My friend’s name was Carolyn, and I worked with her at a private learning center in Louisville. Because of the center’s unique teaching process, we worked one-on-one with students (usually little ones) for two hour sessions. As was often the case, two “teachers” would work with one student and I was often paired with Carolyn.
We would work in 55-minute sessions then have a 5 minute break to use the toilet (see, I’m getting better and better at using that word!) and prepare for our next session. It’s amazing how strongly you can bond with someone in 5-minute increments and I came to enjoy working with Carolyn very much.

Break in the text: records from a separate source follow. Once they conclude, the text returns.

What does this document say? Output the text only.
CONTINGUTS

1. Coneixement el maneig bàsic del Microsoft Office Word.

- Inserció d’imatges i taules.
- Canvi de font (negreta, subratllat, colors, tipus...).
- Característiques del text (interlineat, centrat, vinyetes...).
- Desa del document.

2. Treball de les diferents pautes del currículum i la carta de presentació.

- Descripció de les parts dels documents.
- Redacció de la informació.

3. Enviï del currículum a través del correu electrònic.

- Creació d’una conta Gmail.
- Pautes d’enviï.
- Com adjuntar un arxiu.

She was a gentle spirit and easy to laugh. I would often hear her laughing with another student while I was working across the room. (We worked in the same room with cubicle dividers)
I also had the great pleasure of meeting her son and spending some time with him. He is a beautiful, young man, very bright and inquisitive (and very much like his mother!). He is only thirteen and my heart hurts especially for this young man who has lost his mother. Please keep Carolyn’s son and her family in your prayers.
And lastly, I lost another “sister” last week. I lost a spiritual friend of the insect world, and please don’t take offense at my comparing the loss of an insect to the loss of a human life. I mean simply to relate that I’ve lost a special relation.
One of my largest gardening delights comes in mid-summer when I usually find a garden spider living among my tomato plants. They are fiercely colored with bold yellow and black markings, and although they appear dangerous, they are harmless to humans and very helpful in the garden.
This summer, I squealed when I found a South African version of a garden spider (see photo). She looked just as ferocious, with her black and yellow and perhaps a bit more so because this is AFRICA! and she had jagged edges!—but I learned that she too, is quite harmless to humans and very helpful in the garden.
I have visited her everyday for months. While you in Kentucky are warming, enjoying sunshine and blossoming, we here in South Africa are experiencing the opposite: winter is coming and our super hot days are cooling it has been very, very chilly at night. With the drops in temperatures, I kept waiting to “lose” my garden spider.
Sure enough, last week when I visited, she had dropped from her web and disappeared. Each day I went in hopeful search of her, only to find her web more battered and tattered and her still gone. Her season is certainly over and I’m sad at her loss and feel as though I’ve lost a friend.
So, last week, I said goodbye to three “sisters.” I am always amazed at how the fabric of my life changes when I experience loss. And the fabric of my life has changed.
Again, prayers please for my human families.
Soon, Karen
picture credit:
http://img2.photographersdirect.com/img/24004/wm/pd1790993.jpg
It's good to see a post and we are sorry to hear of your losses. I relate to the loss of the spider, too. Remember Annie? I think spiders are especially keen on our attentions and that they don't mind as long as we keep our distance and show our respect. I don't see anything strange in mourning her loss.